Quello che noi abbiamo visto nella storia trentennale degli impianti osteointegrati è stato che fino a una decina di anni fa, quando usavamo delle superifici lisce che non venivano irruvidite con delle tecniche addizionali (quindi le superifici dell'impianto erano filettate con una vite ma lisce) le perimplantite erano veramente una rarità, un caso eccezionale. Da quando negli anni 2000 abbiamo iniziato a usare delle superfici ruvide, le perimplantiti sono diventate sempre più frequenti. Quindi a mio avviso è auspicabile il ritorno agli impianti che presentano delle superfici lisce, che sono estremamente più sicure. Consiglio quindi sia ai pazienti che ai colleghi di scegliere degli impianti che presentano la superficie originale, proposta dal dottor Branemark, che inizialmente ha portato un grande successo. Esiste ancora e quindi orienterei la mia scelta su quel tipo di superficie.
Ma allora perché queste superfici sono andate cambiando e quali sono le scelte concrete per cui i dentisti hanno poi optato per questo tipo di superfici?
La realtà è che le aziende hanno spinto i colleghi ad utilizzare tecniche sempre più aggressive, quindi posizionare gli impianti, caricarli subito con le protesi, e così il paziente attualmente pretende nella maggior parte di casi di arrivare, togliere il dente, mettere subito l'impianto, mettere subito il dente e andare a casa in un'ora già con il dente in bocca. Per fare questo le aziende hanno spinto queste superfici ruvide che teoricamente dovrebbero avere una maggiore capacità di avere un'adesione da parte dell'osso, e quindi superfici che sarebbero più adatte a queste applicazioni off-limits, quindi carichi immediati in situazioni molto difficili.

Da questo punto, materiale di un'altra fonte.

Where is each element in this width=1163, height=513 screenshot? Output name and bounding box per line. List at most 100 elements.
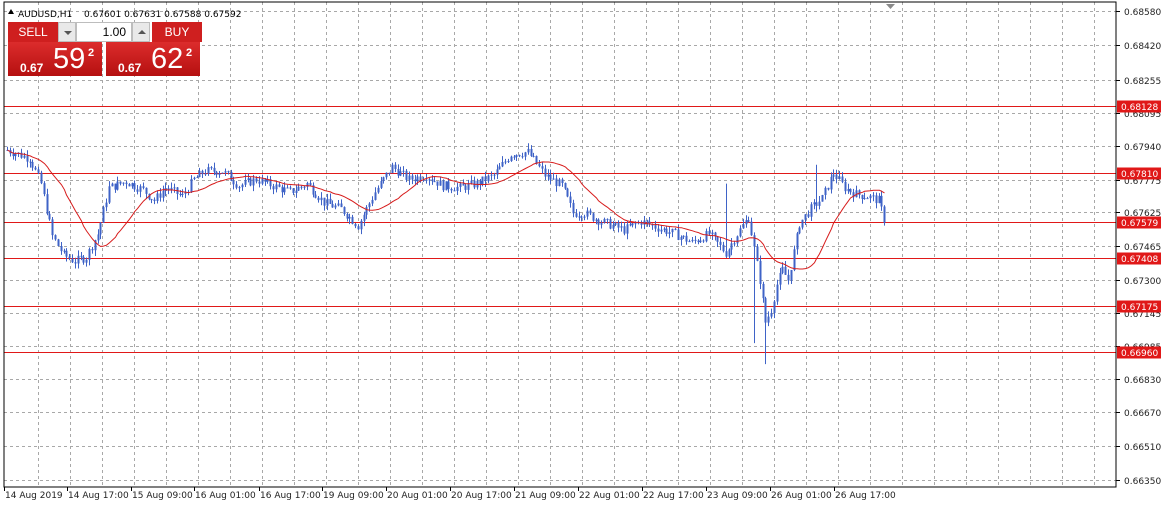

In realtà questo deve essere evitato, nel senso che un atteggiamento più prudente, con degli impianti con superfici meno trattate e più lisce, va maggiormente ricercato. Si deve ritornarne a una predicibilità delle nostre tecniche che devono essere efficaci non solo nei primi anni, ma dobbiamo garantire ai nostri pazienti (e i pazienti devono anche pretenderlo) di avere dei successi a lungo termine, come siamo stati abituati ad avere con impianti che duravano dai 10 ai 20 anni e non che inizino a dare problemi dopo 5-7 anni, come in alcuni casi sempre più frequenti sta accadendo.
Quindi possiamo consigliare ai pazienti di non pretendere tutto velocemente, ma accettare i consigli dei dentisti per far durare di più il lavoro?
Certo, bisogna dare al nostro corpo i tempi biologici adeguati per guarire. Per avere l'integrazione dell'impianto e quindi per avere l'osso che cresce a contatto con la superficie dell'impianto (la cosidetta osteo-integrazione) ci vogliono 3-4 mesi, per cui nella maggior parte dei casi è consigliabile il carico a distanza di 3-4 mesi. Solo in alcuni casi, quando troviamo un osso molto resistente, molto duro, ci si può fidare a fare un carico anche immediato, però devono essere dei casi scelti molto bene. E soprattutto non bisogna ridurre il numero degli impianti al minimo perchè meno impianti abbiamo a sostegno di una protesi, maggiore è il carico che ogni impianto deve subire quindi maggiori sono anche i rischi di sovraccarico e di fallimento di ogni singolo impianto.